A second source of these short-term tax “hits” comes from companies that have been storing up tax breaks they haven’t used yet — deferred tax assets, in the specialized jargon of the annual financial report. Through the third quarter of 2017, Citigroup had stored up a whopping $43 billion in tax breaks the company hadn’t gotten around to using yet. Now that the corporate rate is 21 percent, those deferred tax breaks are worth almost $20 billion less. Here as well, it’s hard to find reasons to shed tears for Citigroup: the company didn’t use all of its previously-generated tax breaks because it simply had too big a pile of them to use them all.
In each case, these tax “increases” are both illusory and very short-term.
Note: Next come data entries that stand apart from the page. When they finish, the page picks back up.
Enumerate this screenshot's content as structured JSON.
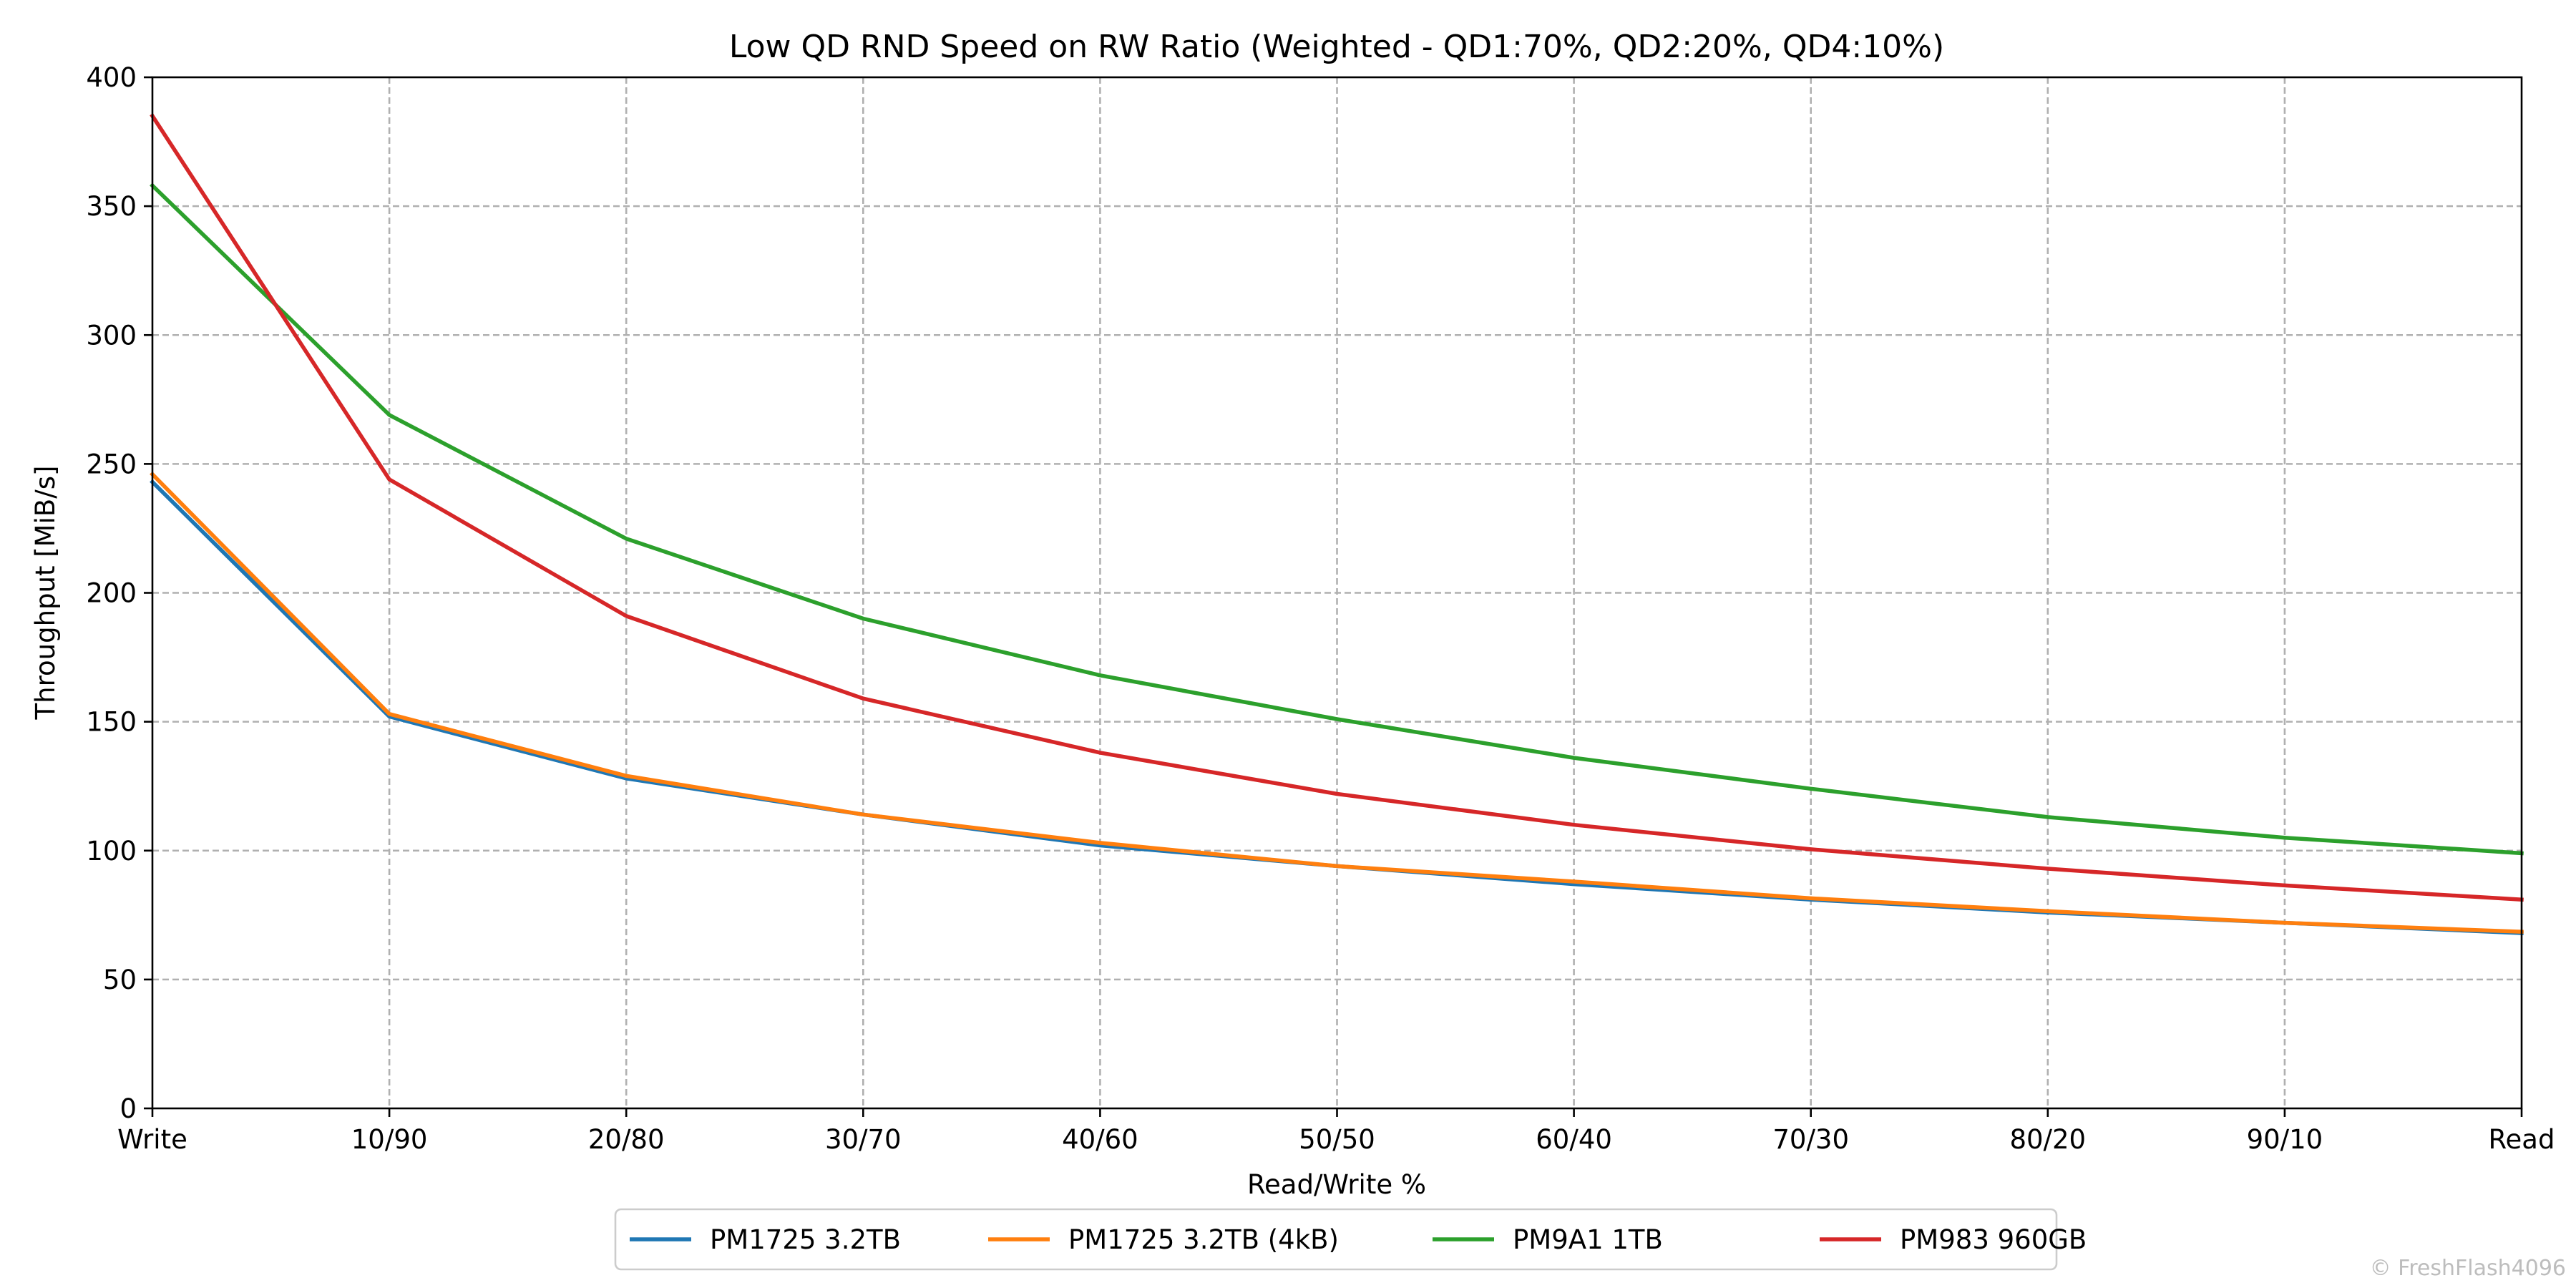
{
  "chart_data": {
    "type": "line",
    "title": "Low QD RND Speed on RW Ratio (Weighted - QD1:70%, QD2:20%, QD4:10%)",
    "xlabel": "Read/Write %",
    "ylabel": "Throughput [MiB/s]",
    "categories": [
      "Write",
      "10/90",
      "20/80",
      "30/70",
      "40/60",
      "50/50",
      "60/40",
      "70/30",
      "80/20",
      "90/10",
      "Read"
    ],
    "ylim": [
      0,
      400
    ],
    "yticks": [
      0,
      50,
      100,
      150,
      200,
      250,
      300,
      350,
      400
    ],
    "grid": true,
    "legend_position": "bottom-center",
    "series": [
      {
        "name": "PM1725 3.2TB",
        "color": "#1f77b4",
        "values": [
          243,
          152,
          128,
          114,
          102,
          94,
          87,
          81,
          76,
          72,
          68
        ]
      },
      {
        "name": "PM1725 3.2TB (4kB)",
        "color": "#ff7f0e",
        "values": [
          246,
          153,
          129,
          114,
          103,
          94,
          88,
          81.5,
          76.5,
          72,
          68.5
        ]
      },
      {
        "name": "PM9A1 1TB",
        "color": "#2ca02c",
        "values": [
          358,
          269,
          221,
          190,
          168,
          151,
          136,
          124,
          113,
          105,
          99
        ]
      },
      {
        "name": "PM983 960GB",
        "color": "#d62728",
        "values": [
          385,
          244,
          191,
          159,
          138,
          122,
          110,
          100.5,
          93,
          86.5,
          81
        ]
      }
    ]
  },
  "watermark": "© FreshFlash4096"
}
For example, it’s widely known that Apple has avoided $78 billion in U.S. taxes on its $260 billion in offshore profits. ITEP has calculated that the earnings hit to Apple from the tax bill’s deemed repatriation will be just $35 billion. This should be thought of as a $43 billion gift to the Cupertino, California-based computer giant, not a $35 billion penalty. Dozens of other known tax avoiders, from Microsoft to JP Morgan, just got handed the equivalent of a bouquet of flowers for their troubles, and likely will report this gift as a multibillion-dollar tax hit in their next financial reports.
And going forward, there’s no question of whether the glass is half empty or half full for corporate America. Companies that are able to successfully ship their profits offshore will face only a minimal tax bill under the new territorial tax system created by Congress last month, and slashing the statutory tax rate by almost 40 percent, from 35 to 21, will generate gigantic corporate tax reductions across the board. So even for companies that will see a short-term earnings hit from the deemed repatriation, there will be a long-term payoff that far outweighs the short-term pain.
Like the Congress that enacted President Trump’s tax cut, corporate America faces a gigantic public relations challenge: they need to convince skeptical voters that the century’s biggest corporate tax giveaway will somehow benefit them. That’s why we’re seeing clumsy efforts by companies to shower bonuses on their workers and promises by utilities that their savings will get passed through to consumers. But the funhouse-mirror earnings adjustments reported by Goldman Sachs and other companies in the wake of the tax bill reflect generally accepted accounting principles rather than savvy marketing.
Matthew Gardner is a senior fellow at the Institute on Taxation and Economic Policy, a national research organization that focuses on federal and state tax policy.